The Romans used the word ‘expert’ millenia ago. But it meant something much less highfalutin’ than today. It was more related to a person who’s trying (or at least willing) to experience something bigger than themselves. Ah yes, the person who’s eagerly ready to throw themselves into the line of beauty. No expert, just plain curious. And the world opens to this kind of curiosity every single time — don’t ask anyone, just try it for yourself.
Today ‘expert’ means you know better than everyone else. A missy or mister know it all. Isn’t that why we leave what we already know, in order to explore what we don’t know? Isn’t that the point of travel — to experience something new and special and thrilling, and to get to know ourselves through the eyes and minds of others? Also, where’s the humility in all of this? How are we supposed to learn from the world, when we are being suffocated by everyone who knows absolutely everything.

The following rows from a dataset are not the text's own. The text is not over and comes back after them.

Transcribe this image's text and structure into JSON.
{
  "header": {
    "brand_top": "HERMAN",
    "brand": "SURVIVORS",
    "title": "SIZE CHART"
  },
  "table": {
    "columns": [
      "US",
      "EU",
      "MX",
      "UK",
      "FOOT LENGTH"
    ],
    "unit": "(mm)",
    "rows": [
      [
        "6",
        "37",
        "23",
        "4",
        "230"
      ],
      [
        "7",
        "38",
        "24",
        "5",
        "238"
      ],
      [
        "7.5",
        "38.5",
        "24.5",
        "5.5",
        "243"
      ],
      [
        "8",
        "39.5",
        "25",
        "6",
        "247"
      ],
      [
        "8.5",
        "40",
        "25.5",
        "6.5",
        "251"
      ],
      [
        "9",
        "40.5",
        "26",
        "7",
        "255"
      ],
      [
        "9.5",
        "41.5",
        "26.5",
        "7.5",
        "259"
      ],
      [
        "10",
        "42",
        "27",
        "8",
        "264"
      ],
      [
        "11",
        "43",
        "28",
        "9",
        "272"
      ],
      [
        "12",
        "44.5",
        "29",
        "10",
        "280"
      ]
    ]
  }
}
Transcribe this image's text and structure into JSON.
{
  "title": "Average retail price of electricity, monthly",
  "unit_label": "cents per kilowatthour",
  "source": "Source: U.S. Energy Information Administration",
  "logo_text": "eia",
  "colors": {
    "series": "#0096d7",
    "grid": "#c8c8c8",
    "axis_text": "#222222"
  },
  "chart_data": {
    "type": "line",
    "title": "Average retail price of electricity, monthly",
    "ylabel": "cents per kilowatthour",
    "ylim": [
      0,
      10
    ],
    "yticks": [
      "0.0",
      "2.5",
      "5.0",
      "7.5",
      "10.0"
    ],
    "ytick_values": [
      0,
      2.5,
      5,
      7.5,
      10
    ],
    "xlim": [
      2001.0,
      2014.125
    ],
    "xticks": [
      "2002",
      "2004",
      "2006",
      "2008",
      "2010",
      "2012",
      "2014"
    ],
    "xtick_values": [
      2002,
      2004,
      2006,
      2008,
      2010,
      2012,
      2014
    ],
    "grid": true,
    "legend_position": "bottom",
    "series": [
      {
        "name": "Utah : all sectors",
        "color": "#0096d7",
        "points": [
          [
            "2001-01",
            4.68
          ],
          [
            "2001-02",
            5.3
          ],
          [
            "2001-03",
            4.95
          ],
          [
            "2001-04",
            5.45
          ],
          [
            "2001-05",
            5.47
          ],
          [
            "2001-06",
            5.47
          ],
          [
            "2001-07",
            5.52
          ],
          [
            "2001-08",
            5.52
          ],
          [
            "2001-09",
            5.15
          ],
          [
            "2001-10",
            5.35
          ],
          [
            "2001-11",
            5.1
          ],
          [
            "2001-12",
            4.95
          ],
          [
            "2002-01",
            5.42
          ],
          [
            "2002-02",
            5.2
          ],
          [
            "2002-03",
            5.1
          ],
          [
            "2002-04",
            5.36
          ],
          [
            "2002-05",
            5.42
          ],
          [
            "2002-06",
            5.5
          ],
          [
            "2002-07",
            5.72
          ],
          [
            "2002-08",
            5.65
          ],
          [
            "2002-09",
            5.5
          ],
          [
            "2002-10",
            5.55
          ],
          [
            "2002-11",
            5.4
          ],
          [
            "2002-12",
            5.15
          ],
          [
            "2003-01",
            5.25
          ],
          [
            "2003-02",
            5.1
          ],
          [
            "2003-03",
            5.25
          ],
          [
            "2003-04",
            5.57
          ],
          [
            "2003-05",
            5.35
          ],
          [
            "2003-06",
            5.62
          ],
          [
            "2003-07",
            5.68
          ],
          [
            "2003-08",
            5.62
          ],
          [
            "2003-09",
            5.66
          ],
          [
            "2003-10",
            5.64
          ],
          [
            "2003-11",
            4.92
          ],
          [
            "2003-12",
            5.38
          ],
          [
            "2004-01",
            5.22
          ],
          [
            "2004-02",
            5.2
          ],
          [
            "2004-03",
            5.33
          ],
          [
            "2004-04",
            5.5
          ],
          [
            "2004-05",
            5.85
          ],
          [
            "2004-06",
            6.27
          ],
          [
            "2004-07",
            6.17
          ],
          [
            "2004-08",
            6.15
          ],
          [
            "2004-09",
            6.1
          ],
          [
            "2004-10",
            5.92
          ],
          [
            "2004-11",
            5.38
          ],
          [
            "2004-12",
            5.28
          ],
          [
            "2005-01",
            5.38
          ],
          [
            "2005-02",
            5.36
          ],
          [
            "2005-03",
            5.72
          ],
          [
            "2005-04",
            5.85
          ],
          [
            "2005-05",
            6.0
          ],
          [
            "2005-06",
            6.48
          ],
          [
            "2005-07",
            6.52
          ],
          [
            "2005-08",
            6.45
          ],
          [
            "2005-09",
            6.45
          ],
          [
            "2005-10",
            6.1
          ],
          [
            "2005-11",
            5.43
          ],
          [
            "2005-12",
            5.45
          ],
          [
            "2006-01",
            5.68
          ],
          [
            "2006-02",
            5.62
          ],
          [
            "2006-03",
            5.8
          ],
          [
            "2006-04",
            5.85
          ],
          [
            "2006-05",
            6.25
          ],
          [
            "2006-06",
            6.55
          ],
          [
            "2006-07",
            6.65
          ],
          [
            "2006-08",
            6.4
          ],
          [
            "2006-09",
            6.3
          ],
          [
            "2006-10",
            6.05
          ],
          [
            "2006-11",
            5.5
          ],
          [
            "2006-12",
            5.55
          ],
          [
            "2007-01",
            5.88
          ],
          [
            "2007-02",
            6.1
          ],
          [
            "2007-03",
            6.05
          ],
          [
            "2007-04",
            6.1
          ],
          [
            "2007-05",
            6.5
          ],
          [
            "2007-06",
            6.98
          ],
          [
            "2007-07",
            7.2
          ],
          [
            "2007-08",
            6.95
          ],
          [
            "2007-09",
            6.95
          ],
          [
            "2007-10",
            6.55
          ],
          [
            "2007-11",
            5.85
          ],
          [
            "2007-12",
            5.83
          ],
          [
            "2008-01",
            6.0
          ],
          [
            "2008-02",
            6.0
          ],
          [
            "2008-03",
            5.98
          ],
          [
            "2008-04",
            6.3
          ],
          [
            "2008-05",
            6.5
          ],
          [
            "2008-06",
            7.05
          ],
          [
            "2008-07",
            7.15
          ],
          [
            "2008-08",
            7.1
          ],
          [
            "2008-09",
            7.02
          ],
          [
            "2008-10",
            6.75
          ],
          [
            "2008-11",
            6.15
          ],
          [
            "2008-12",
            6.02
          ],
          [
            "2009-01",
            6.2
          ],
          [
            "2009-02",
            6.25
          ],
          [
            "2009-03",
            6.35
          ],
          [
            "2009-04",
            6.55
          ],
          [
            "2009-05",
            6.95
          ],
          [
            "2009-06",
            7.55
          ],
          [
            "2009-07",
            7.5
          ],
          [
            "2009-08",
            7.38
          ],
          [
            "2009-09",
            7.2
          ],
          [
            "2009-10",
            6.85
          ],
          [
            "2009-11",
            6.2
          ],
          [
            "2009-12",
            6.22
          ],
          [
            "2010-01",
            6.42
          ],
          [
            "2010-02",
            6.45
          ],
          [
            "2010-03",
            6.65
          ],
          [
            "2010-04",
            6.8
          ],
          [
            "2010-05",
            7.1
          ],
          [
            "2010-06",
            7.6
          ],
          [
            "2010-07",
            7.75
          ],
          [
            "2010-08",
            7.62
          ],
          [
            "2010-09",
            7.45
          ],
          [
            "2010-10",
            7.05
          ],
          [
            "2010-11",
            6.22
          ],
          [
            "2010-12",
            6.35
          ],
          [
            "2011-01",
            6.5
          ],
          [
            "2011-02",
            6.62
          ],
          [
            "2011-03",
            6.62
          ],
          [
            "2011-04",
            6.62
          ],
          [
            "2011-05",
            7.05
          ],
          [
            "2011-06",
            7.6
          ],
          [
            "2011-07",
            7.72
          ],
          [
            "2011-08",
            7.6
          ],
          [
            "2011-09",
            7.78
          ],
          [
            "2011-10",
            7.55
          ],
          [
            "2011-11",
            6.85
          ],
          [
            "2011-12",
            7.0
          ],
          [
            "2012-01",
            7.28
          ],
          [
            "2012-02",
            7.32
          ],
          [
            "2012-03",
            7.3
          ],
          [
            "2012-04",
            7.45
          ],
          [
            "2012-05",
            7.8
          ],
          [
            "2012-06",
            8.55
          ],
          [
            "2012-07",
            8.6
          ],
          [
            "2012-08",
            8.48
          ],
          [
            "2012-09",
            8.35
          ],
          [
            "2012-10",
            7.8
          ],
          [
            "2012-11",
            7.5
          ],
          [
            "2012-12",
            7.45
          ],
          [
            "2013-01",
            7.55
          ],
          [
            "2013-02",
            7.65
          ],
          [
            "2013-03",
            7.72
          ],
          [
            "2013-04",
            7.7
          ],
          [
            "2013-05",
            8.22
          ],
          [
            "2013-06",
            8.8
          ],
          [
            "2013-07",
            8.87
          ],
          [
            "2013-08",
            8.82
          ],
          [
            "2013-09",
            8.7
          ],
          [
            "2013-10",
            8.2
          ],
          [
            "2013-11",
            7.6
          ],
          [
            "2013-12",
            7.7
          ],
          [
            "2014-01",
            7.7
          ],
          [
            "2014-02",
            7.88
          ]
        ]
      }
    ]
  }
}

So in this global morass of too many experts, the value of any actual knowledge becomes withered. (Please note that, for instance, you’re not an expert just because you’ve been to Bangkok 15 or even 20 times; you’re just interested in, and perhaps quite familiar with, Bangkok.) And so, one becomes painfully wedded to one’s own analysis.
The author Nick Lovegrove in The Mosaic Principle: The Six Dimensions of a Successful Life & Career exposes the idea that with so much ‘expertise’ the very experience becomes much too narrow. Your very core of what you’re selling is basically being devalued through this process of ‘expert’ everything.
Maybe we need to find the travel industry version of the academic Beatrice Van der Heijden’s expression ‘flexperts.’ A new silly term for people who are both flexible, and in possession of a little travel knowledge that they’d like to impart on the world gently.
Before the Internet and the many lists of ‘experts’, people left home with a map, and maybe a dream. I’m not saying don’t plan your trip, I am saying trust your instinct more than the experts’. Do you want to have the exact same experience as someone else had, because you relied on an expert’s inevitably narrow perspective of the world?
The world is all in grey. An expert makes you see it in black and white. Therefore missing almost everything.